Amazon's drone deliveries are finally ready to go

Amazon's drone deliveries are finally ready to go

Amazon will launch Prime Air, its drone delivery business, in the second half of 2022 in the city of Lockeford, California. This was stated by the same company in a statement. The idea of ​​delivering products to customers by air is one of Amazon's long-term projects that has been in discussion for more than a decade. About two dozen prototype drones have been developed since Prime Air was initially conceived.

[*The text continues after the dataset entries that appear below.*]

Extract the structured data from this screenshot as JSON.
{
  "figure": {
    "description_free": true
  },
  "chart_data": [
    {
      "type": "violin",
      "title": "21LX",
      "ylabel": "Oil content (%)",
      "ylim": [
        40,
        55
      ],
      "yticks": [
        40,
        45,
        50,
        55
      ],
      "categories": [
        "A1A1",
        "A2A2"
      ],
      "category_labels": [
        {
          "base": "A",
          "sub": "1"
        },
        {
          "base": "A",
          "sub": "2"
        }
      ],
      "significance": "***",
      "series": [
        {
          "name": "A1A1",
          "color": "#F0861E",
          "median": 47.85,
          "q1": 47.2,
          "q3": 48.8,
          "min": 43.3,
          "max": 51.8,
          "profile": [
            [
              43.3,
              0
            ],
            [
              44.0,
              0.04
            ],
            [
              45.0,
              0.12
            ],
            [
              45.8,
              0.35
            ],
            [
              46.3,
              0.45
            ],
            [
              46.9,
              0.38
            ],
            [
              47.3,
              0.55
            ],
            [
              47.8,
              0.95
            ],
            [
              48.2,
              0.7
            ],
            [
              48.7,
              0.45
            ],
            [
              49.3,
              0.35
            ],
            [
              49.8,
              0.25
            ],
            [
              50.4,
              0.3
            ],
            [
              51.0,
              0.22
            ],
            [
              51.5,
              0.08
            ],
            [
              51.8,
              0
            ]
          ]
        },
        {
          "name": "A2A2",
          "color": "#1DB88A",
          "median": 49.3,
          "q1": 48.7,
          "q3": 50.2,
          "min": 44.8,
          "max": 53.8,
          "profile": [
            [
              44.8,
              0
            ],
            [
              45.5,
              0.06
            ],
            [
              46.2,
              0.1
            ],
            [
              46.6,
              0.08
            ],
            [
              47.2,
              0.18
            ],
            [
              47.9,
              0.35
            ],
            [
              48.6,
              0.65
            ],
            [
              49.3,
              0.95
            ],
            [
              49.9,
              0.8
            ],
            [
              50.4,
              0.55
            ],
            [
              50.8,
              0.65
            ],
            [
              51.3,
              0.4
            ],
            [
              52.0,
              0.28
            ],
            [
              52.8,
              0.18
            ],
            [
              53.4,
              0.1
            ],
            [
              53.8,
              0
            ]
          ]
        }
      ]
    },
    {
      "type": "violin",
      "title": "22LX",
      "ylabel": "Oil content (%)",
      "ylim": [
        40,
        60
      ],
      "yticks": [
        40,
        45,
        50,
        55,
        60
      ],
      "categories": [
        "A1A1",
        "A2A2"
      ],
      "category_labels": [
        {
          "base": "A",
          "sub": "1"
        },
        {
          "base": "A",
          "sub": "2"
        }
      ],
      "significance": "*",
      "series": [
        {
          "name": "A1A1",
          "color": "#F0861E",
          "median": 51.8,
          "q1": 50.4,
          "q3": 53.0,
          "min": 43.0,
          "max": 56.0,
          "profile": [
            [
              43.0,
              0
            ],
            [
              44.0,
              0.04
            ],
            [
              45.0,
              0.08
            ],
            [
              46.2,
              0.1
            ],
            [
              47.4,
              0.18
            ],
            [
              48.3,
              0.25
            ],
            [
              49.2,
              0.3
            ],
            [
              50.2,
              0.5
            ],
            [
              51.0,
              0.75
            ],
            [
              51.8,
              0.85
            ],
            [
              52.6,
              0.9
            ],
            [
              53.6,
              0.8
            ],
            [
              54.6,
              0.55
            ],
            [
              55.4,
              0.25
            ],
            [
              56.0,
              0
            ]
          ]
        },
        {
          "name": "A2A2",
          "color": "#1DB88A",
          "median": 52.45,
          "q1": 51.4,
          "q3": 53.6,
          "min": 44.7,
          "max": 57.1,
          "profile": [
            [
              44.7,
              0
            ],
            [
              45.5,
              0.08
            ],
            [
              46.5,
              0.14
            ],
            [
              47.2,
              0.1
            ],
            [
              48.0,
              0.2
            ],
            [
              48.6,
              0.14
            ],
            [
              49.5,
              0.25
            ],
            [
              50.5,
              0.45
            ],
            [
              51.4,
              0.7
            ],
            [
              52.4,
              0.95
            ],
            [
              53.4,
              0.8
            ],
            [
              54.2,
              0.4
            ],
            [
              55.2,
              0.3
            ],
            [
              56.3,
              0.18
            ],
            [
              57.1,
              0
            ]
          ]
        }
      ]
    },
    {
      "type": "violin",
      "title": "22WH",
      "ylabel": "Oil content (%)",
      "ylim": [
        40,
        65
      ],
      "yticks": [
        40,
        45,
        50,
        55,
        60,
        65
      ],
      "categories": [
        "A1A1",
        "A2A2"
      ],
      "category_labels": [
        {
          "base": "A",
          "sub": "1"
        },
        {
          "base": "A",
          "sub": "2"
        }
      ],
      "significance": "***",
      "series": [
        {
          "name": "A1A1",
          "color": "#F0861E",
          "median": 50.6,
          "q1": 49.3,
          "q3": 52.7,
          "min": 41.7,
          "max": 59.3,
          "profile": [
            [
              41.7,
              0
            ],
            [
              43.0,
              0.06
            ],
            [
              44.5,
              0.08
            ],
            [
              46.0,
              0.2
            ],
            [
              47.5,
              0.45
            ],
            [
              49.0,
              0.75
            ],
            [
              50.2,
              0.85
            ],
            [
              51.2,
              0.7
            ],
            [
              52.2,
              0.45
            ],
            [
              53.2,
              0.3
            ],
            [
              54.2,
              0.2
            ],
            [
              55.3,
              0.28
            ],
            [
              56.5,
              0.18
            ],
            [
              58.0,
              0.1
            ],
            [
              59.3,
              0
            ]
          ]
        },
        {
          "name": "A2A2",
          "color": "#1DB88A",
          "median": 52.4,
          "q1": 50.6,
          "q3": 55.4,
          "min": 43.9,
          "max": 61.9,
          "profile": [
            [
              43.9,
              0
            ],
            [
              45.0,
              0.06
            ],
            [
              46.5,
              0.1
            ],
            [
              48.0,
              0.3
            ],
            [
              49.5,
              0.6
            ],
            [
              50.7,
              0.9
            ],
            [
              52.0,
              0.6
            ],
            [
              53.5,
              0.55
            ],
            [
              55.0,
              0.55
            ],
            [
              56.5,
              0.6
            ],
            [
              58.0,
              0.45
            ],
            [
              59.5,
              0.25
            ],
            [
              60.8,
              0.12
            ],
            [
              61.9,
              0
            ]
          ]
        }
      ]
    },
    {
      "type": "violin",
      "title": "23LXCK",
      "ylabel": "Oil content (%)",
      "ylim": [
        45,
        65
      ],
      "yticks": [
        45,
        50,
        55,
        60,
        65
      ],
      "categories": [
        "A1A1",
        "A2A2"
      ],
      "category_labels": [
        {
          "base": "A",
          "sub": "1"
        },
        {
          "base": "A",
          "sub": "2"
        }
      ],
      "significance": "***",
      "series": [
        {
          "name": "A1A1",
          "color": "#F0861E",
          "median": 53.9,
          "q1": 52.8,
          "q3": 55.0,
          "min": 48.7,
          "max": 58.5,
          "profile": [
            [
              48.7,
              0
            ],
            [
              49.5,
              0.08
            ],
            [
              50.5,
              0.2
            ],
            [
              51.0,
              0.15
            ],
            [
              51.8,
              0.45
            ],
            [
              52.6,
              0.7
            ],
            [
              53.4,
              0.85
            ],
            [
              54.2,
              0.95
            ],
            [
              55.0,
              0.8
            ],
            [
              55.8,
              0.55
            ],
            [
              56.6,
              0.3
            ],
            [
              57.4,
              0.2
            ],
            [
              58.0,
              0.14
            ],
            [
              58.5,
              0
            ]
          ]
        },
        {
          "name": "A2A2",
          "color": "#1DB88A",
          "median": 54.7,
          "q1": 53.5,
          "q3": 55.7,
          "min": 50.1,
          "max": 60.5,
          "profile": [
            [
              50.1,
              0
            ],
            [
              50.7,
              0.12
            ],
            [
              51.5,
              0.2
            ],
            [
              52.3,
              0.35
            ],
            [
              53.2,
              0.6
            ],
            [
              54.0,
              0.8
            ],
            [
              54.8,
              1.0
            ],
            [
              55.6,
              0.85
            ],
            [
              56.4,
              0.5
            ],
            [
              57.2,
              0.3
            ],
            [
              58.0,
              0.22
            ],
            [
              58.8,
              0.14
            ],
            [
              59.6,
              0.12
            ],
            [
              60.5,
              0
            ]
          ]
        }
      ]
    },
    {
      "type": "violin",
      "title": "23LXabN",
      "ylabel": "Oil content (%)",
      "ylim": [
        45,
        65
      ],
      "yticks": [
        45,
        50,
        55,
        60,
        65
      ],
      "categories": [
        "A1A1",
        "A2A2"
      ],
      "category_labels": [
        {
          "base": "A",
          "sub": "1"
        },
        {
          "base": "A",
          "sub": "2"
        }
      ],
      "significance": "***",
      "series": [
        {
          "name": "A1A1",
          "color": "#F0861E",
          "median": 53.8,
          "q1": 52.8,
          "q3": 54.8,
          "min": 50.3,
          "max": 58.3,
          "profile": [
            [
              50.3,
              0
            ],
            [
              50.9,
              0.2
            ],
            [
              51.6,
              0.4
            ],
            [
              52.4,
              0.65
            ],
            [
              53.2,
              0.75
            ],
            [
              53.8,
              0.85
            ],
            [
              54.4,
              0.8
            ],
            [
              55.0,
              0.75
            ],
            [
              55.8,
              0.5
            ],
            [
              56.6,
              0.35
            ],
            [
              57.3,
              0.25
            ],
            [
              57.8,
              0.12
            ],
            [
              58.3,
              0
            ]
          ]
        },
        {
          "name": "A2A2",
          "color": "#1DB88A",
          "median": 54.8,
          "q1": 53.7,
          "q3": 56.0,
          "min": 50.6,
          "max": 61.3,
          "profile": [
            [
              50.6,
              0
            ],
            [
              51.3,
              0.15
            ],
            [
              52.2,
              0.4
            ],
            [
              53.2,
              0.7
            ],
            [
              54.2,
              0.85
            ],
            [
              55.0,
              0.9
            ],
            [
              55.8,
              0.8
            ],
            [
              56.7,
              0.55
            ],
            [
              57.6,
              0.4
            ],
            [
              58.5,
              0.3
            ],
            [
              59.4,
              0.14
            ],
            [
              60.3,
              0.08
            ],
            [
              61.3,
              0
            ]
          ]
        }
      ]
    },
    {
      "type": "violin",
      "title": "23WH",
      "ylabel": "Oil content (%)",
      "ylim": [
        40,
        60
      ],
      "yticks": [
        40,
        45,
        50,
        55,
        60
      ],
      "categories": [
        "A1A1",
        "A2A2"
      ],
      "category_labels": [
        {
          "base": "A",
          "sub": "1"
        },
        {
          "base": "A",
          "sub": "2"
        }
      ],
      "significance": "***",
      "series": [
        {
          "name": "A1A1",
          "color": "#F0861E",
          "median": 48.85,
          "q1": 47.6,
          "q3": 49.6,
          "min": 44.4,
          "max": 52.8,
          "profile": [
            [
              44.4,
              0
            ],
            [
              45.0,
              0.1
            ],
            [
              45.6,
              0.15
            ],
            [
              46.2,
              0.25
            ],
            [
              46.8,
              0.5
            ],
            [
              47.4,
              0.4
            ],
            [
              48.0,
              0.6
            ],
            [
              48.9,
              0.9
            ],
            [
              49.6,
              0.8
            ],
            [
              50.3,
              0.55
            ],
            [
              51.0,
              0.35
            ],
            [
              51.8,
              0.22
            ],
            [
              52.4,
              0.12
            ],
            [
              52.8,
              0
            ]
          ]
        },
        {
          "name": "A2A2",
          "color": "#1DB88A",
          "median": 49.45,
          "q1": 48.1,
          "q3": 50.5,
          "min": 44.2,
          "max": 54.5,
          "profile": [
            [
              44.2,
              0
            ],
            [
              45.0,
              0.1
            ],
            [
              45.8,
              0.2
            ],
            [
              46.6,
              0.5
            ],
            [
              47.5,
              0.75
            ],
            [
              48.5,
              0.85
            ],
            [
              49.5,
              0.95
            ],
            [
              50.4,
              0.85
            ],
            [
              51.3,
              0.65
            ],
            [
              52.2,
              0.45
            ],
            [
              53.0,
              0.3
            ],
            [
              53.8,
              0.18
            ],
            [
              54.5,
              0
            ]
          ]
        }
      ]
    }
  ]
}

In the summer of 2020, Amazon received the authorization to manage a fleet of drones from the Federal Aviation Administration (the US federal agency that deals with air traffic regulation). Other retail companies, such as Walmart, and technology companies such as Alphabet / Google are already carrying out drone distribution experiments in the United States. In particular, Walmart recently expanded its business to serve four million customers in Arizona, Arkansas, Florida, Texas, Utah and Virginia.

Amazon's drones will be able to identify objects and obstacles and make the decision to avoid them, effectively and safely, according to the release. They will also be able to understand if there are people or animals at the destination site at the time of delivery. Transport via drone will therefore be safe both during transit and during the landing and approaching phase.

It seemed that the Prime Air project was doomed to failure: in 2021 the division had suffered drastic staff cuts and was described by the same employees as "dysfunctional" and "chaotic", according to a sportsgaming survey .win Uk. Last spring, a Bloomberg report cited several incidents that occurred during testing at the Pendleton site in Oregon - five over a four-month period - that had led to a serious questioning of the safety of the operations. Even in the United States, employee turnover was quite high.

The first time that Jeff Bezos had talked about drone delivery in less than 30 minutes was 2013: almost a decade after the realization of the project seems very close. At the moment, only the last green light from the FAA is missing, which must certify that Amazon's plans do not violate environmental protection regulations.